African-American, Latino Children Drink More Sugary Fruit Juice

Note: Anisha Patel, MD, MSPH, is a current CTSI K scholarKristine Madsen MD, MPH, is a former K scholar.

By Juliana Bunim via

While there has been a steep decline in kids’ consumption of sugar-sweetened beverages in California, African-American and Latino children may be replacing soda with 100 percent fruit juice while their white peers are not, according to a new study from UC San Francisco.

The study was the first to compare trends of sugar-sweetened beverages and 100 percent juice consumption in California.  

“The decrease in the consumption of sugar-sweetened beverages among kids is a promising public health trend,” said Amy Beck, MD, MPH, lead author and pediatrician at UCSF Benioff Children’s Hospital and San Francisco General Hospital and Trauma Center. “But it is concerning that minority children are increasing their consumption of 100 percent fruit juice, which often has just as much sugar as soda.”

The American Academy of Pediatrics recommends that children age 6 and younger consume a maximum of 4 to 6 ounces of fruit juice per day, and that children ages 7 and older consume no more than 12 ounces per day.

The public health message being sent to parents is that 100 percent fruit juice is OK, according to the researchers, due much in part to juice’s distribution through federal programs.
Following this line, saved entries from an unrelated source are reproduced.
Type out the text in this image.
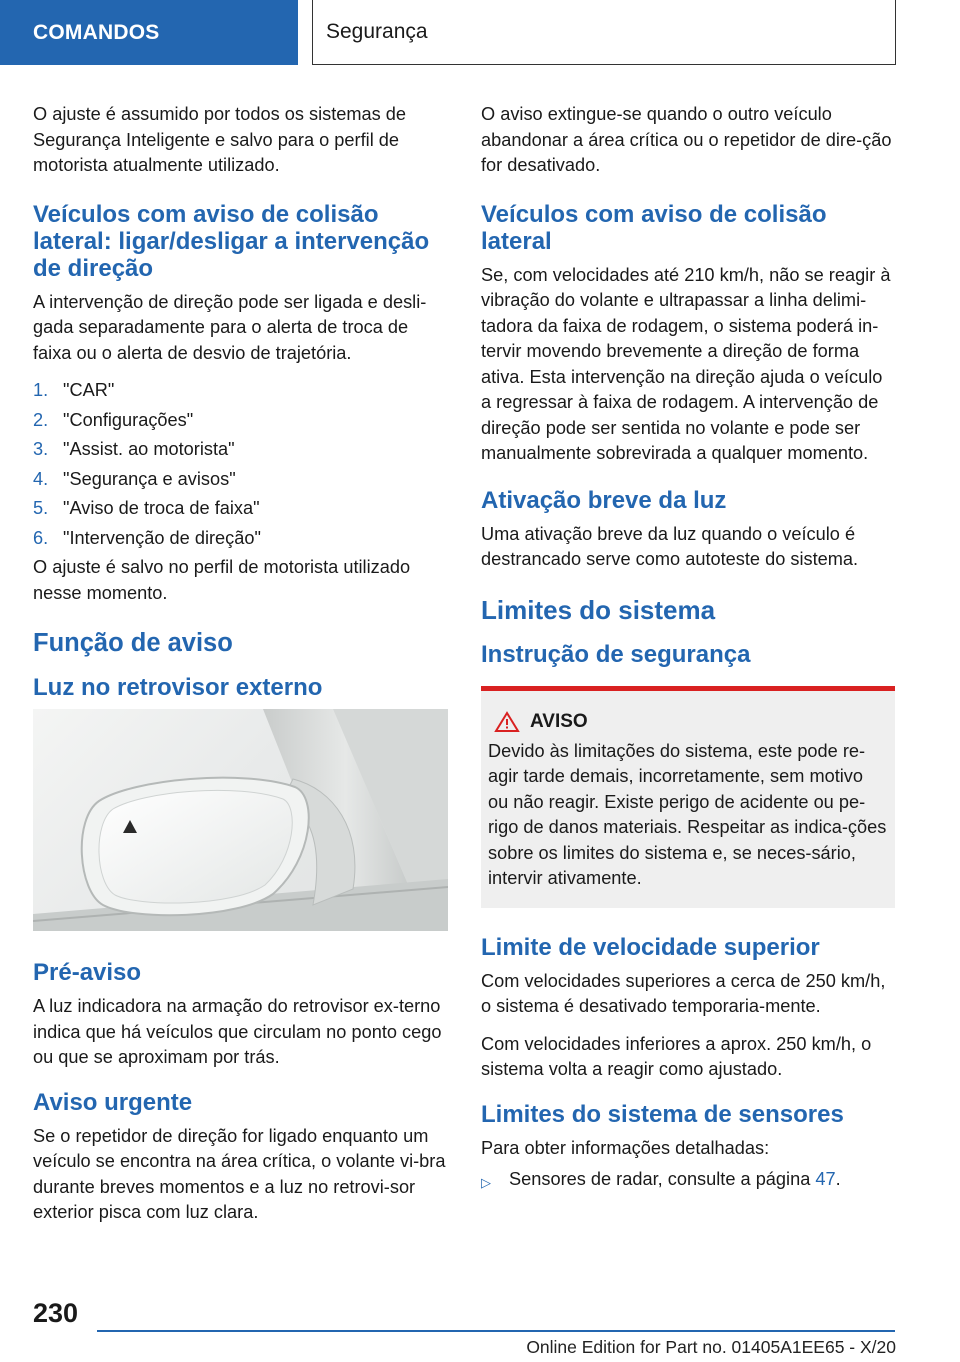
COMANDOS	Segurança

O ajuste é assumido por todos os sistemas de Segurança Inteligente e salvo para o perfil de motorista atualmente utilizado.

Veículos com aviso de colisão lateral: ligar/desligar a intervenção de direção

A intervenção de direção pode ser ligada e desli‐gada separadamente para o alerta de troca de faixa ou o alerta de desvio de trajetória.

1. "CAR"
2. "Configurações"
3. "Assist. ao motorista"
4. "Segurança e avisos"
5. "Aviso de troca de faixa"
6. "Intervenção de direção"

O ajuste é salvo no perfil de motorista utilizado nesse momento.

Função de aviso
Luz no retrovisor externo
Pré-aviso

A luz indicadora na armação do retrovisor ex‐terno indica que há veículos que circulam no ponto cego ou que se aproximam por trás.

Aviso urgente

Se o repetidor de direção for ligado enquanto um veículo se encontra na área crítica, o volante vi‐bra durante breves momentos e a luz no retrovi‐sor exterior pisca com luz clara.

O aviso extingue-se quando o outro veículo abandonar a área crítica ou o repetidor de dire‐ção for desativado.

Veículos com aviso de colisão lateral

Se, com velocidades até 210 km/h, não se reagir à vibração do volante e ultrapassar a linha delimi‐tadora da faixa de rodagem, o sistema poderá in‐tervir movendo brevemente a direção de forma ativa. Esta intervenção na direção ajuda o veículo a regressar à faixa de rodagem. A intervenção de direção pode ser sentida no volante e pode ser manualmente sobrevirada a qualquer momento.

Ativação breve da luz

Uma ativação breve da luz quando o veículo é destrancado serve como autoteste do sistema.

Limites do sistema
Instrução de segurança
AVISO

Devido às limitações do sistema, este pode re‐agir tarde demais, incorretamente, sem motivo ou não reagir. Existe perigo de acidente ou pe‐rigo de danos materiais. Respeitar as indica‐ções sobre os limites do sistema e, se neces‐sário, intervir ativamente.

Limite de velocidade superior

Com velocidades superiores a cerca de 250 km/h, o sistema é desativado temporaria‐mente.

Com velocidades inferiores a aprox. 250 km/h, o sistema volta a reagir como ajustado.

Limites do sistema de sensores

Para obter informações detalhadas:

▷ Sensores de radar, consulte a página 47.
230
Online Edition for Part no. 01405A1EE65 - X/20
Fruit juice is available in schools through the National School Lunch Program, which provided low-cost or free lunches to more than 31 million children nationally each school day in 2011. Juice also is distributed to parents through the Women, Infants and Children (WIC) program, a federal grant program for low-income, nutritionally at-risk women and children up to age 5 and through the Child Care Food Program.

“We want to see kids drinking fewer beverages that give them unnecessary calories – including fruit juice,” said senior author Kristine Madsen, MD, MPH, of the Division of Community Health and Human Development at UC Berkeley. “We don’t want them replacing soda with juice.  It’s better to eat the fruit – not drink the fruit juice.”

The study’s other authors include Anisha Patel, MD, MSPH, a pediatrician at the UCSF Benioff Children’s Hospital. The authors have no conflicts of interest or financial disclosures.

The study was funded by a grant from the National Center for Advancing Translational Sciences, National Institute of Health.